İzzet Koyunoğlu, dünyada tek nüsha olan nadide birçok eseri bir araya getirmekle, bugün Türkiye’de pek çok kişinin teşebbüs edip yapamadığı şeyi tek başına başardı. Koyunoğlu’nun bu başarısı, bitmez tükenmez enerjisi, bu şehrin insanlarının onu hayranlıkla yâd etmesine, saygı duymasına vesile oldu. Çünkü maddi servetini, gecesini-gündüzünü müzeye vakfeden İzzet Koyunoğlu, topladığı eski eserlerle bütün dünyanın ilgi duyduğu muazzam bir koleksiyon oluşturan isim oldu.

Hayatını, medeniyetlerin kimlik belgeleri olan eski eserlerin toplanmasına, korunmasına, gelecek nesillere aktarılmasına adayan, topladığı paha biçilmez binlerce eserden meydana gelen müzesini, Büyükşehir Belediyesi vesilesiyle Konyalılara hediye etti. Merhum İzzet Koyunoğlu, Osmanlı İmparatorluğu’nun dağılma döneminde değerli eserlerimizin yabancı ellere düşmemesi amacıyla sanat, folklor, tarih açısından büyük değer taşıyan eserleri toplayarak, Topraklık Semti’ndeki taşlıklı, örtmeli, tandırlı, baba yadigârı olan evde bir araya getirdi. Sonra buraya “Koyunoğlu Şehir Müzesi ve Kitaplığı” adını verdi.

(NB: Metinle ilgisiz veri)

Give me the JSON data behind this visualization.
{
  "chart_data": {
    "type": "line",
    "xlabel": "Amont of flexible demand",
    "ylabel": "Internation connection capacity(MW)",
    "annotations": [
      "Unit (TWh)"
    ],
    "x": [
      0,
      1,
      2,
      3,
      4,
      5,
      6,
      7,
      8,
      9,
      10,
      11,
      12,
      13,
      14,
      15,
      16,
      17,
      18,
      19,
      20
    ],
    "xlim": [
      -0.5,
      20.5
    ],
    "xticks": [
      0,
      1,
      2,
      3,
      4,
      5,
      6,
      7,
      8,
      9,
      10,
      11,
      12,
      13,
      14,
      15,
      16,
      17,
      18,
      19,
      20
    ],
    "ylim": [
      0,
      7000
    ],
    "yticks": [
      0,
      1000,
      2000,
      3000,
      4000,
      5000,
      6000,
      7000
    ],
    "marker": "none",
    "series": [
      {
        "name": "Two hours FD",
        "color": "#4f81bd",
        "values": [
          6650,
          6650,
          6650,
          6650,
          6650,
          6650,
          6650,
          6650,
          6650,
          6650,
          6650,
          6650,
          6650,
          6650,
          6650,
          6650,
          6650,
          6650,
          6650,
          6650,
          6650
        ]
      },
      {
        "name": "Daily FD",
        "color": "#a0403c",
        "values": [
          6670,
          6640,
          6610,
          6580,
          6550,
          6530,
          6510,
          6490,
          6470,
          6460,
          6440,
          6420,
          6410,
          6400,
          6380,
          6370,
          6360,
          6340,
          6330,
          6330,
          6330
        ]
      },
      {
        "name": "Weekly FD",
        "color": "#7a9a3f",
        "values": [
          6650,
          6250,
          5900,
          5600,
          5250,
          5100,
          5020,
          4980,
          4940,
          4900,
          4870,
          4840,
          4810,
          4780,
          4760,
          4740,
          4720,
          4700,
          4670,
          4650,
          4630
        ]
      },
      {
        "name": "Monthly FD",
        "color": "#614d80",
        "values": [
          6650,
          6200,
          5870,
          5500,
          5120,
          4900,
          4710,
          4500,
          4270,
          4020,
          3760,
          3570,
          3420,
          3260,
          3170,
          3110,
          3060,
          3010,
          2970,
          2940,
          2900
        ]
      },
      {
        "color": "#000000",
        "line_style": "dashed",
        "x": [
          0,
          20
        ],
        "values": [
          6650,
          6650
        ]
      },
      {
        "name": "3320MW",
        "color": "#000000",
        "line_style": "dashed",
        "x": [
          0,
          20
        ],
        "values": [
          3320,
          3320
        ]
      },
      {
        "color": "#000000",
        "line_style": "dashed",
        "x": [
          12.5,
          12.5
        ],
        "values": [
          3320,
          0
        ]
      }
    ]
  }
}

Ahmet Rasih İzzet Bey’in bir müzeci ve kütüphaneci olarak kabul görmesi bu tarihten sonra başlar. Çünkü emekliye ayrıldıktan sonra, 1913 yılından beri büyük bir emekle derlediği tarihi, etnoğrafik, folklorik eşya, belge ve malzemeleri ayrıca yazma ve matbu binlerce kitabı müze haline getirdiği evinde sergilemeye başladı. Ölümüne kadar canı gibi sevdiği eşya ve belgelerini, hiçbir karşılık beklemeden tanıttı. Koyunoğlu, müzesinin kapısıyla birlikte ömrü boyunca her din, dil ve ırktan insana kucak da açtı.

Rahmetli İzzet Koyunoğlu, bu hizmetiyle sadece yurt çapında değil, tüm dünyada Milli Kültüre katkısını tek başına gerçekleştirmiş idealist bir Konyalıdır. Yurt içinde ve yurt dışında ilmi, edebi ve kültürel pek çok toplantı, kongre ve seminere katıldı. Onun eseri, bir adamın dişinden tırnağından artırdığı, alın teriyle inşa ettiği bir abidedir. İzzet Koyunoğlu, pek çok eserin peşine düşmüş, servetinin sınırlarını zorlayarak, büyük bir tarihi miras bıraktı. Ölümü, hırs ve zevklerin peşinde koşan birisi olarak değil, Koyunoğlu Müzesi gibi müstesna bir vakıf eserini gelecek nesillere kurmaya çalışırken karşıladı. Dünyanın ünlü Müze ve Kütüphaneleri arasında yer alan kültür ve tarih âşıklarının ziyaretgâhı eserini 4 Temmuz 1973 tarihinde Konya Büyükşehir Belediyesi’ne hibe etti. “Varlığını vatanına ve milletine veren kişi insanların en mutlusudur” diyerek 23 Eylül 1973’te ebediyete intikal etti.

Ahmet Rasih İzzet Koyunoğlu’nu rahmetle, minnetle ve şükranla anıyoruz.

Müze binasının temeli 1977 Temmuz’unda atıldı. 1984 yılı Şubat’ında da ziyarete açıldı.